Аркадий Гайдар без мифов - страница 56
Коновалов сделал долгую паузу. Вероятно, он ожидал, что Голиков начнет протестовать, но Аркадий Петрович не шелохнулся. Тогда следователь продолжил:
– По тону письма мне показалось, что Мельников к вам тепло относится. Ведь вы открыли ему возможность дополнительного заработка. Прямо он этого не написал, но дал понять, что своими доходами он делился с вами.
– Чем же он со мной делился? – не выдержал Голиков. – Женскими лифчиками? Или кальсонами? Одна штанина – ему, другая – мне?! Вы сами только что говорили, что продать-купить сейчас ничего невозможно. У населения нет денег. Идет прямой товарообмен. Я что – должен был менять женское белье на кедровые орехи? А потом продавать их стаканами здесь, в Красноярске? Не кажется ли вам, товарищ Коновалов, что покаянное письмо Мельникова – продолжение истории с якобы похищенными баранами? Там я будто бы отобрал овец у голодающих хакасов, а здесь я отнимал часть заработка у другого труженика – мелкого вора. Но самое главное. Вы прекрасно знаете, что для меня обвинение в соучастии даже в мелкой краже – не мелочь.
– Что вы имеете в виду?
Новые повышенные требования к командному составу. Штаб ЧОН губернии недавно разослал по гарнизонам газету «Красноярский рабочий». Там была статья о том, как рядовой красноармеец и его начальник украли по два или три килограмма сливочного масла. Красноармейца приговорили к пяти годам тюрьмы, а его начальника – к расстрелу. Обоснование для высшей меры было такое: «Начальник опорочил звание «командир Красной армии». Москва над командиром сжалилась. Высшую меру (за три килограмма масла!) ему заменили на десять лет тюрьмы. Подсчитайте, какой приговор ждал бы меня, как начальника боевого района, члена партии и как организатора воровской шайки из двух человек, если бы «раскаяние» Мельникова оказалось правдой.
– Если показания Мельникова подтвердятся, расстреливать вас, конечно, никто не станет, – успокоил собеседника Коновалов. – Примут во внимание, что вы три с лишним года провели в действующей армии. Но серьезный срок вам, конечно, дать могут.

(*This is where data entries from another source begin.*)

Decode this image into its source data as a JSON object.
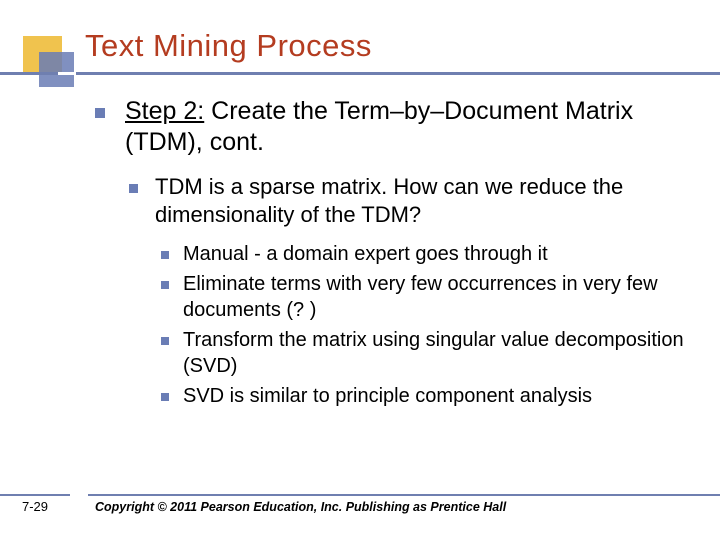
{
  "title": "Text Mining Process",
  "step_label": "Step 2:",
  "step_text_rest": " Create the Term–by–Document Matrix (TDM), cont.",
  "sub1": "TDM is a sparse matrix. How can we reduce the dimensionality of the TDM?",
  "points": [
    "Manual - a domain expert goes through it",
    "Eliminate terms with very few occurrences in very few documents (? )",
    "Transform the matrix using singular value decomposition (SVD)",
    "SVD is similar to principle component analysis"
  ],
  "slide_number": "7-29",
  "copyright": "Copyright © 2011 Pearson Education, Inc. Publishing as Prentice Hall"
}
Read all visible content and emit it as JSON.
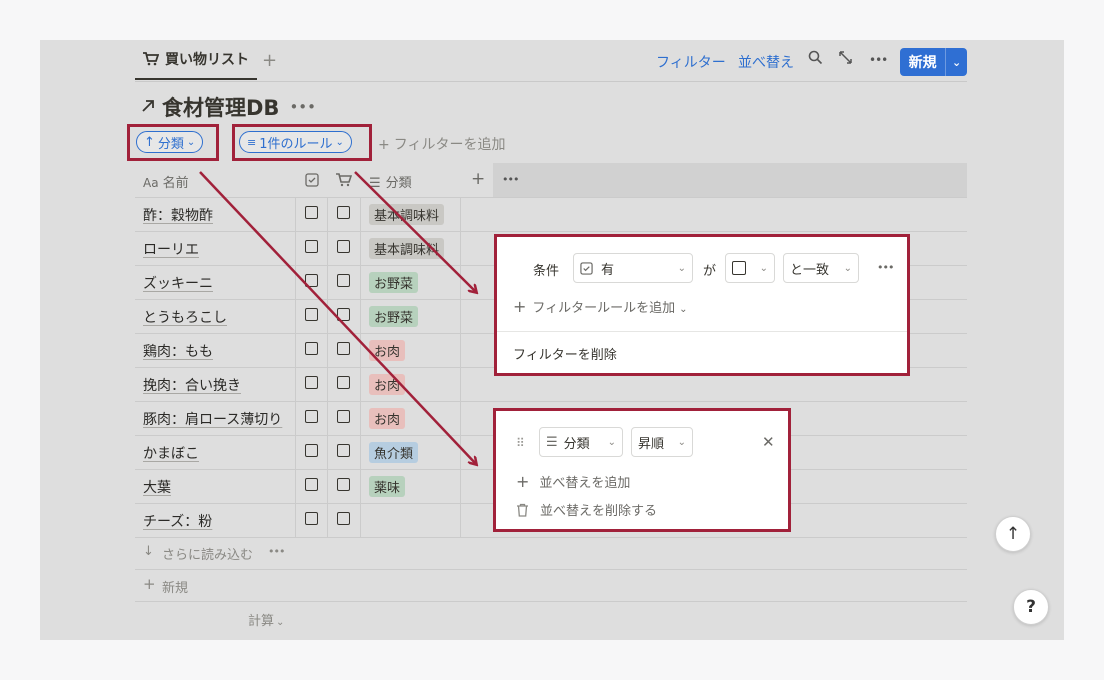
{
  "tab": {
    "icon": "cart-icon",
    "label": "買い物リスト",
    "add": "+"
  },
  "toolbar": {
    "filter": "フィルター",
    "sort": "並べ替え",
    "new_label": "新規"
  },
  "db": {
    "title": "食材管理DB",
    "more": "•••"
  },
  "chips": {
    "sort_chip": "分類",
    "filter_chip": "1件のルール",
    "add_filter": "フィルターを追加"
  },
  "columns": {
    "name": "名前",
    "name_prefix": "Aa",
    "category": "分類",
    "add": "+",
    "more": "•••"
  },
  "rows": [
    {
      "name": "酢：穀物酢",
      "tag": "基本調味料",
      "tag_color": "#c9c8c4",
      "check_col": false,
      "cart_col": false
    },
    {
      "name": "ローリエ",
      "tag": "基本調味料",
      "tag_color": "#c9c8c4",
      "check_col": false,
      "cart_col": false
    },
    {
      "name": "ズッキーニ",
      "tag": "お野菜",
      "tag_color": "#b7d1bd",
      "check_col": false,
      "cart_col": false
    },
    {
      "name": "とうもろこし",
      "tag": "お野菜",
      "tag_color": "#b7d1bd",
      "check_col": false,
      "cart_col": false
    },
    {
      "name": "鶏肉：もも",
      "tag": "お肉",
      "tag_color": "#e8bfbc",
      "check_col": false,
      "cart_col": false
    },
    {
      "name": "挽肉：合い挽き",
      "tag": "お肉",
      "tag_color": "#e8bfbc",
      "check_col": false,
      "cart_col": false
    },
    {
      "name": "豚肉：肩ロース薄切り",
      "tag": "お肉",
      "tag_color": "#e8bfbc",
      "check_col": false,
      "cart_col": false
    },
    {
      "name": "かまぼこ",
      "tag": "魚介類",
      "tag_color": "#b6cde0",
      "check_col": false,
      "cart_col": false
    },
    {
      "name": "大葉",
      "tag": "薬味",
      "tag_color": "#b7d1bd",
      "check_col": false,
      "cart_col": false
    },
    {
      "name": "チーズ：粉",
      "tag": "",
      "tag_color": "",
      "check_col": false,
      "cart_col": false
    }
  ],
  "footer": {
    "load_more": "さらに読み込む",
    "new_row": "新規",
    "calc": "計算"
  },
  "filter_popup": {
    "condition": "条件",
    "property": "有",
    "ga": "が",
    "match": "と一致",
    "add_rule": "フィルタールールを追加",
    "delete": "フィルターを削除"
  },
  "sort_popup": {
    "property": "分類",
    "order": "昇順",
    "add": "並べ替えを追加",
    "delete": "並べ替えを削除する"
  },
  "side_buttons": {
    "up": "↑",
    "help": "?"
  },
  "colors": {
    "accent": "#2e6fcf",
    "highlight": "#a1213a",
    "new_button": "#2f6fd3"
  }
}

– Надеюсь, вы догадываетесь, – продолжал Голиков, – что рядовой Мельников, который закончил три класса церковно-приходской школы, не мог сам придумать два четких юридических хода: сочинить письмо, чтобы назвать меня зачинщиком воровства (что должно смягчить его вину). А затем отослать письмо – но не в суд, где будет рассматриваться его дело, а снова в Государственное политическое управление. Как и хакасам-скотоводам, ваш адрес Мельникову подсказал какой-то осведомленный и любезный человек. Он же помог сочинить письмо. В итоге получилось, что Мельников не столько добивается смягчения приговора себе, сколько заботится, чтобы приговор получил я…
– Ну а как вы, товарищ Голиков, докажете, что к промыслу Мельникова абсолютно непричастны?
– Вы что – надо мной смеетесь? Стал бы я арестовывать Мельникова перед всем строем, если бы он действительно воровал за нас двоих? Отдал бы я его под суд, зная, что меня же, как заводилу и командира, расстреляют? И вот что еще любопытно. Когда Мельникова брали под стражу, он ни полслова не произнес, будто бы воровал по моему приказу. Это потом уже ему подсказали, что он должен делать.
– Хорошо, – произнес следователь, и было непонятно, убедил ли его собеседник приведенными доводами или вопрос остался открытым.
Между тем Голиков взглянул на свои карманные часы и встал.